Research paper by Yuanfang Y Ren, Ahmet A Ay, Alin A Dobra, Tamer T Kahveci

Indexed on: 28 Feb '20Published on: 21 Jun '19Published in: BMC Bioinformatics



Abstract

Identification of motifs-recurrent and statistically significant patterns-in biological networks is the key to understand the design principles, and to infer governing mechanisms of biological systems. This, however, is a computationally challenging task. This task is further complicated as biological interactions depend on limited resources, i.e., a reaction takes place if the reactant molecule concentrations are above a certain threshold level. This biochemical property implies that network edges can participate in a limited number of motifs simultaneously. Existing motif counting methods ignore this problem. This simplification often leads to inaccurate motif counts (over- or under-estimates), and thus, wrong biological interpretations.

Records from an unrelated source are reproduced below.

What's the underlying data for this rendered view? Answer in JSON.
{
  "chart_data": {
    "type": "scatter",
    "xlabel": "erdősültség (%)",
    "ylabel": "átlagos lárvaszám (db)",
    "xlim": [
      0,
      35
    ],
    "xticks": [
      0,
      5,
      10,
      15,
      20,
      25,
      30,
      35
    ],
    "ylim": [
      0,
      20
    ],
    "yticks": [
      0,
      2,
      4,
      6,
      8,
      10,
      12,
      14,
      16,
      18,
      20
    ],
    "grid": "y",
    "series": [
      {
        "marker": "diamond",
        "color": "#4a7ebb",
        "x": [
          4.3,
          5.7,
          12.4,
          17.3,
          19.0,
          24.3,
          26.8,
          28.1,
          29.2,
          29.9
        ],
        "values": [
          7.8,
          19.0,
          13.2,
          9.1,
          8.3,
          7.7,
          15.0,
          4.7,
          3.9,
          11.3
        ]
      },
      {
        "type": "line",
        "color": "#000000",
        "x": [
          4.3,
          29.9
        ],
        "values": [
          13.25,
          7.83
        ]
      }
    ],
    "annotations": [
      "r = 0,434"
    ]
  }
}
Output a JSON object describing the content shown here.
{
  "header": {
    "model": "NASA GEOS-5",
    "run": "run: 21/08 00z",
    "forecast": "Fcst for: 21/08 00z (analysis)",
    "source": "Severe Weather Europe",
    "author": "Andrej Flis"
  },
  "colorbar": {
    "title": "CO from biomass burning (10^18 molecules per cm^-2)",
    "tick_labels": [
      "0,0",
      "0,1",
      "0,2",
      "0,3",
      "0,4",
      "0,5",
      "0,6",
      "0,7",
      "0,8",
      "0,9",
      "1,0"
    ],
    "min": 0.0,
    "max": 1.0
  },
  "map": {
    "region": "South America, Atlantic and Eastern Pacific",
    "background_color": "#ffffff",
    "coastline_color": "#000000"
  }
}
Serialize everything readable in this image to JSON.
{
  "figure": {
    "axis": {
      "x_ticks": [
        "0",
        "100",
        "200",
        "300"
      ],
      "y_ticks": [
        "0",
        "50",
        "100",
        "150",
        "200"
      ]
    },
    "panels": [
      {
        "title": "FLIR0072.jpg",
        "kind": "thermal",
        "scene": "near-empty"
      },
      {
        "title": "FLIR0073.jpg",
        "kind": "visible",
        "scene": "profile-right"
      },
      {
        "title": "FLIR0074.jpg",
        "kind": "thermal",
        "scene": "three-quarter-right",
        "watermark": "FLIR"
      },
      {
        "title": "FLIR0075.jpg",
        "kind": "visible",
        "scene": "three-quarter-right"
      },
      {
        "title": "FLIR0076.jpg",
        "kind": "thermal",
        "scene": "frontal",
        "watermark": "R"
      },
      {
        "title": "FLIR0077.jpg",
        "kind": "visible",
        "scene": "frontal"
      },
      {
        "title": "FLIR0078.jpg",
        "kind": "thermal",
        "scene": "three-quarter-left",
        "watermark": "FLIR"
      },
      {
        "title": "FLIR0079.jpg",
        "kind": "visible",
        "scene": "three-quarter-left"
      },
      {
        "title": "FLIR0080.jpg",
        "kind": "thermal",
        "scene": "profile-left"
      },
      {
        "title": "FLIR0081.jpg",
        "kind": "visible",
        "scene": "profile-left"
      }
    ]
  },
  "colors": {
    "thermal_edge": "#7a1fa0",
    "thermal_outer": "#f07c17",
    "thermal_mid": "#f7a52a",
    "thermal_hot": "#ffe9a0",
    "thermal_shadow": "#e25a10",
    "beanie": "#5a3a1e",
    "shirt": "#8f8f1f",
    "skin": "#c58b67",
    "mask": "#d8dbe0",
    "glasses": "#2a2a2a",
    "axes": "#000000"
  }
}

In this paper, we develop a novel motif counting algorithm, Partially Overlapping MOtif Counting (POMOC), that considers capacity levels for all interactions in counting motifs. Our experiments on real and synthetic networks demonstrate that motif count using the POMOC method significantly differs from the existing motif counting approaches, and our method extends to large-scale biological networks in practical time. Our results also show that our method makes it possible to characterize the impact of different stress factors on cell's organization of network. In this regard, analysis of a S. cerevisiae transcriptional regulatory network using our method shows that oxidative stress is more disruptive to organization and abundance of motifs in this network than mutations of individual genes. Our analysis also suggests that by focusing on the edges that lead to variation in motif counts, our method can be used to find important genes, and to reveal subtle topological and functional differences of the biological networks under different cell states.